Confesso: já tinha saudades de vós, da qualidade e intensidade afetiva das nossas celebrações. Já me faziam falta para o meu viver de cristão e de padre. Aqui estamos, de novo, para iniciarmos mais um ano pastoral, mais um ano académico, mais um ano laboral, ou simplesmente mais um ano após as férias. Com a promessa do recomeço, o desejo e o ânimo de voltarmos a viver, uns com os outros, esta aventura de sermos crentes, marcada pela fecundidade do Espírito, que age no interior dos corações, e pela responsabilidade das nossas escolhas e dos nossos compromissos.

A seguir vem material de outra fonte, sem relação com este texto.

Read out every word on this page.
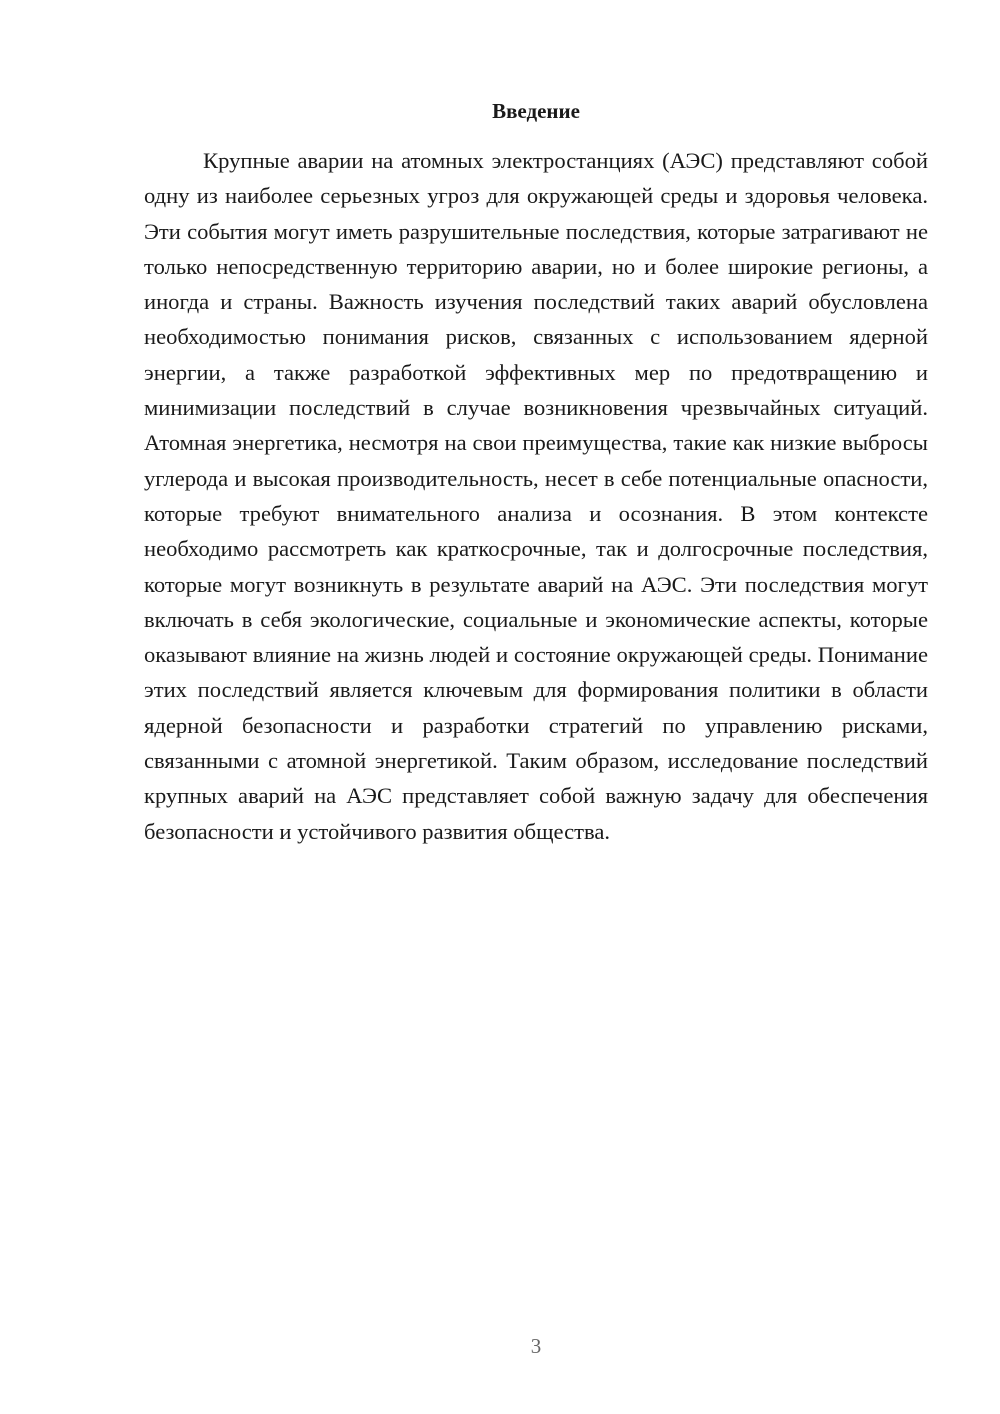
Введение

Крупные аварии на атомных электростанциях (АЭС) представляют собой одну из наиболее серьезных угроз для окружающей среды и здоровья человека. Эти события могут иметь разрушительные последствия, которые затрагивают не только непосредственную территорию аварии, но и более широкие регионы, а иногда и страны. Важность изучения последствий таких аварий обусловлена необходимостью понимания рисков, связанных с использованием ядерной энергии, а также разработкой эффективных мер по предотвращению и минимизации последствий в случае возникновения чрезвычайных ситуаций. Атомная энергетика, несмотря на свои преимущества, такие как низкие выбросы углерода и высокая производительность, несет в себе потенциальные опасности, которые требуют внимательного анализа и осознания. В этом контексте необходимо рассмотреть как краткосрочные, так и долгосрочные последствия, которые могут возникнуть в результате аварий на АЭС. Эти последствия могут включать в себя экологические, социальные и экономические аспекты, которые оказывают влияние на жизнь людей и состояние окружающей среды. Понимание этих последствий является ключевым для формирования политики в области ядерной безопасности и разработки стратегий по управлению рисками, связанными с атомной энергетикой. Таким образом, исследование последствий крупных аварий на АЭС представляет собой важную задачу для обеспечения безопасности и устойчивого развития общества.

3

A comunidade da Capela do Rato é, antes de mais, um dom de Deus a cada um de nós, um lugar para nos acolhermos uns aos outros em nossa humanidade. Mas é, igualmente, o resultado da generosidade, da corresponsabilidade, do compromisso, do pensar e do agir de cada um de vós. A comunidade do Rato somos todos nós: é um dom e uma tarefa permanentes, minha e vossa, de cada um de nós. Nunca está concluída. Porque humana e sujeita ao tempo, a comunidade necessita continuamente de reorganização, de novas motivações, de revisão de vida, de recomeços. Porque há desgaste, porque nos cansámos, porque surgem tensões e conflitos. Porque somos humanos, limitados, imperfeitos e frágeis. Aqui estou eu, vosso padre/pastor, a consagrar-vos na unidade. A caminhar convosco na fé, a tentar ser sinal humano da humanidade de Cristo bom Pastor, que vai ao encontro da ovelha perdida. Peço-vos que continuamente rezeis por mim e pela minha missão, convosco.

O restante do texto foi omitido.